After completing my essential knife skills class at The New School of Cooking, my dream of mastering culinary knife techniques in a single afternoon was sliced, diced, chopped and turned into julienne fries.
I naively went into the class thinking I could learn a secret culinary knife trick that would jump start my ability to use a chef’s knife. The class was more of an introduction to essential knife skills.
It was a good class for a beginner like myself, but many in the class were clearly looking for a higher level of training.
The first hour of the three-hour class was a lecture on the types of knives and a discussion on cutting techniques. The second part of the class I sliced, diced, chopped, chiffonaded and julienned vegetables with a chef’s knife. I even was able to supreme an orange.
At the end, I shared a meal made from the fruits and vegetable used in the class with my fellow chefs in training. We had a surprisingly good meal consisting of kale salad, potato gratin and brussels sprouts with a salsa verde.

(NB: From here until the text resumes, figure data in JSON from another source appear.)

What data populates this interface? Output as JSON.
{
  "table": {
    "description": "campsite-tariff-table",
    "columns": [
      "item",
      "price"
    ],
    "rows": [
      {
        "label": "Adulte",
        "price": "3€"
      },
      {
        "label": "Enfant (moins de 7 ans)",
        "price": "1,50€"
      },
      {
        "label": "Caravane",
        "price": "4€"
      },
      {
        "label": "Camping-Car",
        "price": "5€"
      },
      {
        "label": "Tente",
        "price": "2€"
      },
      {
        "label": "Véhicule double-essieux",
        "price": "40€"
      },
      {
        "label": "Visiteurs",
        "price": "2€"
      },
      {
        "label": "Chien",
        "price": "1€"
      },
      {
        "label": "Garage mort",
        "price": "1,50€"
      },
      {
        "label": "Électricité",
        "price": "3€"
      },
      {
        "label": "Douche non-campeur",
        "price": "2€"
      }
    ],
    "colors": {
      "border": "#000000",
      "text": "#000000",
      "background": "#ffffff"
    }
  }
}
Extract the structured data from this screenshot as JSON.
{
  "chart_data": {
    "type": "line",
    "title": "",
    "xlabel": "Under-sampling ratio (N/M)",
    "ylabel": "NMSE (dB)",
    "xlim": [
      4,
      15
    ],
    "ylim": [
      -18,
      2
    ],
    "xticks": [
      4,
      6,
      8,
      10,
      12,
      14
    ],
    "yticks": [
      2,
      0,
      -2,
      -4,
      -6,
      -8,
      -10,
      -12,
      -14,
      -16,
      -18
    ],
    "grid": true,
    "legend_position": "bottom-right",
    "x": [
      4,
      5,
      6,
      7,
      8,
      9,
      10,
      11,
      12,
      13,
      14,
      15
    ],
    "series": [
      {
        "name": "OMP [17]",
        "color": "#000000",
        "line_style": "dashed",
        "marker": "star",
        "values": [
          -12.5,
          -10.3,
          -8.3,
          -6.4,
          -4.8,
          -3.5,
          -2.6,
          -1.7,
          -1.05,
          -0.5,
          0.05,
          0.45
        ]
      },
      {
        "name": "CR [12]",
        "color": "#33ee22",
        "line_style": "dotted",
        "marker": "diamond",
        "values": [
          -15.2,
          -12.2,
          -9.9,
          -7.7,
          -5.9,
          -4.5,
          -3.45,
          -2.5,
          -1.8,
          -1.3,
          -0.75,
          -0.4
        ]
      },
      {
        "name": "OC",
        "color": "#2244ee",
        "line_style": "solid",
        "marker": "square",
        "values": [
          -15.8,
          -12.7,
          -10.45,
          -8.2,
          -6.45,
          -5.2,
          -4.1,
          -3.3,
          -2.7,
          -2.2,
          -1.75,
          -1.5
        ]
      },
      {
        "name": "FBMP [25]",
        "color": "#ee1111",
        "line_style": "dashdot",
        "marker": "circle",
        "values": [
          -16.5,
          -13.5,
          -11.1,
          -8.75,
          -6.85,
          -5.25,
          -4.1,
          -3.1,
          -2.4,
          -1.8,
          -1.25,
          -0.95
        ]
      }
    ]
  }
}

- Always use the claw when using a knife in the kitchen.
- There is no shortcut to mastering the knife. Practice, Practice, Practice is the only way to get better.
- The chef’s knife and the paring knife are the only essential knives needed in the kitchen. The other knives can be helpful, but not required.
- Cutting up fresh herbs is extremely easy and makes your food taste much better.
- For best control of a chef’s knife, use the pinch grip.
- If prepared properly, a kale salad can taste really good.
- Always hold a chef’s knife before you buy it. You need to find a knife that feels good in your hand.